La siguiente parada fue la iglesia de Santa María de la Victoria. Dentro pudimos observar la maravillosa obra de arte del creador Bernini, el “Éxtasis de Santa Teresa”, la cual nos explicaron nuestros compañeros de arte. Había tanta perfección y delicadeza en una misma escultura que era casi imposible no contemplarla durante bastante tiempo. Y es que ninguna foto, por muy nítida que sea, podrá equivaler a tal maravilla, a su capacidad de evocación, al tacto que el mármol transmitía.

Pues sí, eso era solo el principio de lo que iba a ser un día completamente increíble. Solo acabábamos de empezar.

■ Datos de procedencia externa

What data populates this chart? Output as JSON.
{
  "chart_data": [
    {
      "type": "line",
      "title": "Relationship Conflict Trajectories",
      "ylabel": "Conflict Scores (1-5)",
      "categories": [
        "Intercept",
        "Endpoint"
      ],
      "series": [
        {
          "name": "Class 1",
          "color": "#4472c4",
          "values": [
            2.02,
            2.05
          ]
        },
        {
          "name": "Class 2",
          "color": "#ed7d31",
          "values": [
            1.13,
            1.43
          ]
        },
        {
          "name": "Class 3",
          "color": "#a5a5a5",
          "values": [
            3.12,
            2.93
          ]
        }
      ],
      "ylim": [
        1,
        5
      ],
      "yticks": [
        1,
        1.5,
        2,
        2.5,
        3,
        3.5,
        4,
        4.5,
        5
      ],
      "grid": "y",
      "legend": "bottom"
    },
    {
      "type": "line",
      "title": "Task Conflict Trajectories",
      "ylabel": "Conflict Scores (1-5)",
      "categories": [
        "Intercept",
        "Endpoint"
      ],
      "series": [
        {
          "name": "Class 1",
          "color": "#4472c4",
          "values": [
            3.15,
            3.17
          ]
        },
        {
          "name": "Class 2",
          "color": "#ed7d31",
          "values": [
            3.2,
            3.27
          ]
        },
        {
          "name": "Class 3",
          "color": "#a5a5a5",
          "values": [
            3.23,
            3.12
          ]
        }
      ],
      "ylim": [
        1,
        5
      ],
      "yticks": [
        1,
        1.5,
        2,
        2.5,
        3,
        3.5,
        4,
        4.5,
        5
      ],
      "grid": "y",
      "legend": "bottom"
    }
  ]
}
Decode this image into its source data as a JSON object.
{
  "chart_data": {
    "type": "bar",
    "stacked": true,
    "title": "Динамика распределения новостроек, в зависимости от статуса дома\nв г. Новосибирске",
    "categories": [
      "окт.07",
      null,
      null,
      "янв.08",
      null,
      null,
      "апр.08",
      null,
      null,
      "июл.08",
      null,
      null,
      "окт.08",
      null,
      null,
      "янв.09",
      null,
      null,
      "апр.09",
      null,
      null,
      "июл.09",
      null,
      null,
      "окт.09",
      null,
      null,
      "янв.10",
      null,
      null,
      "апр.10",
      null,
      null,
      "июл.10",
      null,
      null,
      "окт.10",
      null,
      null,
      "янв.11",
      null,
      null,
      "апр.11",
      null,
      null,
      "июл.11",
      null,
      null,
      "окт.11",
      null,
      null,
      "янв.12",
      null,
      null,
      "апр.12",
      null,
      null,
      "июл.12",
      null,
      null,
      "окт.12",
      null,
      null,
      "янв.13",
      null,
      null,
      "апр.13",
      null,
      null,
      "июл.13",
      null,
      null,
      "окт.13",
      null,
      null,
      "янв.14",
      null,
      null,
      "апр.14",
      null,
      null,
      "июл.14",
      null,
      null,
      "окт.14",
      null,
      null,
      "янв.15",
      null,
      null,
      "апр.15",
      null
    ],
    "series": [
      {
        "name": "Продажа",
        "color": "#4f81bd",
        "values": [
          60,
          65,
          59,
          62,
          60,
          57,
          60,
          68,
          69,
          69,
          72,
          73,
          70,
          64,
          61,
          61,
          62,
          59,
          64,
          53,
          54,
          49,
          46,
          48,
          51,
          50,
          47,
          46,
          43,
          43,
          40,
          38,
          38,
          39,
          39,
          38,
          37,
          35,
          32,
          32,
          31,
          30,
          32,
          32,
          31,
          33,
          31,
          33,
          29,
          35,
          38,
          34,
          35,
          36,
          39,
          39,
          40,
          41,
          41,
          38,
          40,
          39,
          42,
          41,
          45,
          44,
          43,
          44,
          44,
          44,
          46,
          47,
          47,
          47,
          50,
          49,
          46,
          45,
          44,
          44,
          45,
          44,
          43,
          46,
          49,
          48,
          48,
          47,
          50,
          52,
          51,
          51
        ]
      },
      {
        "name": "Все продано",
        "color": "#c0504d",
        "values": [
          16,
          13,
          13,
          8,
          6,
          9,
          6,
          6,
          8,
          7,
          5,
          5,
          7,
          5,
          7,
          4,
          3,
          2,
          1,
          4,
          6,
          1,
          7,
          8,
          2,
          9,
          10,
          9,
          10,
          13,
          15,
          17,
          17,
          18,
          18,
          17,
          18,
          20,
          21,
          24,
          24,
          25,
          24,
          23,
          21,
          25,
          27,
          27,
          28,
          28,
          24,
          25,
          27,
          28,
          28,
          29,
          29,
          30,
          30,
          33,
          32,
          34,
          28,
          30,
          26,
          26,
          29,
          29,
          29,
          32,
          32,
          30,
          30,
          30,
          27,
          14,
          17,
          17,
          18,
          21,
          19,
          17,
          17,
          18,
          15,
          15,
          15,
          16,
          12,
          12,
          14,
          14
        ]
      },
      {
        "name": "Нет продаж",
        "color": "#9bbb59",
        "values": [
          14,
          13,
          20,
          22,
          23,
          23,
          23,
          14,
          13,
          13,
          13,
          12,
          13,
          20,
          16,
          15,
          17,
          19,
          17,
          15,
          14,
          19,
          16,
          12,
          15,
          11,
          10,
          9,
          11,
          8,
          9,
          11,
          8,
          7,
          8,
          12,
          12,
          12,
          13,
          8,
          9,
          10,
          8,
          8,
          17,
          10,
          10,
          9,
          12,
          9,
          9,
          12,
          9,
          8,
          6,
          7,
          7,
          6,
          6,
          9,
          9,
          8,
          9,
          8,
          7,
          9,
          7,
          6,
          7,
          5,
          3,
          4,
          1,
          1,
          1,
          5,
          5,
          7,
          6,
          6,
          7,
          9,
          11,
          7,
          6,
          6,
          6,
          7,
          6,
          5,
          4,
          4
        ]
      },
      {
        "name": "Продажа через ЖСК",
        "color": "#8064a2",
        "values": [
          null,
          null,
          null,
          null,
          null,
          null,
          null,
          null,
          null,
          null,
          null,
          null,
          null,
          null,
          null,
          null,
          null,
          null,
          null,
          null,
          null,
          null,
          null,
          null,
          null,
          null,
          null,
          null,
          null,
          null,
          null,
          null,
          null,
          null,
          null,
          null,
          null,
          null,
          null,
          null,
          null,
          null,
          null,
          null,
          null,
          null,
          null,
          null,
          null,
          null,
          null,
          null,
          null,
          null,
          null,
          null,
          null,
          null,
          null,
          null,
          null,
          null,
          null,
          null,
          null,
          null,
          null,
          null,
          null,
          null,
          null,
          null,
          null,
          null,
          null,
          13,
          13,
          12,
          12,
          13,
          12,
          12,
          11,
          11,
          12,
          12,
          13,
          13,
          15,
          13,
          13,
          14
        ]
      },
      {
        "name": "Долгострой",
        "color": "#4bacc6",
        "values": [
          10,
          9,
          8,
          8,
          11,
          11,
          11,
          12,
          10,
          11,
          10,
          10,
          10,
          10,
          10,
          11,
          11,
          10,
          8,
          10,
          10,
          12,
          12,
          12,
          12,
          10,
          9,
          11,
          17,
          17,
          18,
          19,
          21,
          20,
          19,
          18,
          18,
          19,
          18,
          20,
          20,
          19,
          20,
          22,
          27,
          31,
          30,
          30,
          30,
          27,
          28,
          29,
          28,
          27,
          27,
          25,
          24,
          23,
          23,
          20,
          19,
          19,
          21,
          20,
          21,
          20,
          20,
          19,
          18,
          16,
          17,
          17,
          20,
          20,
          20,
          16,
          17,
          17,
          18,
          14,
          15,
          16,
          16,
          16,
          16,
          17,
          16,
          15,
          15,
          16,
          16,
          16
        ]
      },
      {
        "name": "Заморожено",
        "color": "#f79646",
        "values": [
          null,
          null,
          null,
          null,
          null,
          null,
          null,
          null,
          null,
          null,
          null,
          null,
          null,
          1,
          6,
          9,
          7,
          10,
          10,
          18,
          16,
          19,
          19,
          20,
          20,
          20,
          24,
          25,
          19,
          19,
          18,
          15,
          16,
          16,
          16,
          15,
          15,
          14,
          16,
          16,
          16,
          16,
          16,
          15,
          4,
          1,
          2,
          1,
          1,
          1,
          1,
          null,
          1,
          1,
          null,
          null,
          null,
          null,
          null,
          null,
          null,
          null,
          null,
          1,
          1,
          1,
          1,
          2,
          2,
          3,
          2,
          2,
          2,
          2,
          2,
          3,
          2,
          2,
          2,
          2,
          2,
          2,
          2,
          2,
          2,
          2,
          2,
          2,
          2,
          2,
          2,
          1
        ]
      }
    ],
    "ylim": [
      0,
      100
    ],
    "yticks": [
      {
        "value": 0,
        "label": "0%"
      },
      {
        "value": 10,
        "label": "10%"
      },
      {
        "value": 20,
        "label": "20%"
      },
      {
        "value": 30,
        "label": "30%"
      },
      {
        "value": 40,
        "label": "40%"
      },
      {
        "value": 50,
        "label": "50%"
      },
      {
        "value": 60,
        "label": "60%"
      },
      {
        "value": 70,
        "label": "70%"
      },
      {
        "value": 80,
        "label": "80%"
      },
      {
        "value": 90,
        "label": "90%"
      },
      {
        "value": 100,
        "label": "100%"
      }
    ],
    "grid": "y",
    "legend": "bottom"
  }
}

Nuestro siguiente destino fue la Galería Borghese. Nadie se esperaba lo que aguardaba dentro, ya solo la primera sala donde comenzamos nuestra visita, guiada, por grupos, por nuestros magníficos profesores, era tan fascinante como fabulosa, llena de cuadros, esculturas y paredes, suelos y techos cuidados al mínimo detalle, con colores en perfecta armonía y un esplendor casi insólito. Durante el recorrido pudimos contemplar obras grandiosas como “Apolo y Dafne” y “El Rapto de Proserpina”, ambas de Bernini, además de pinturas de Rafael, Tiziano y Caravaggio, entre otros muchos.

Una vez terminada la visita, y debido al cansancio decidimos volver al hotel para descansar después de aquel ajetreado día, lleno de arte por todas partes.

Y después de ese largo día, de andar y de andar por las empedradas calles de Roma, después de disfrutar del calor de su ambiente, de su arte y su esplendor, llegamos al hotel con ganas de descansar y revivir en la memoria aquel día tan intenso y lleno de emociones que Roma nos había regalado, Roma, La ciudad eterna. Pero eso era solo el principio de nuestro viaje, un viaje para no olvidar.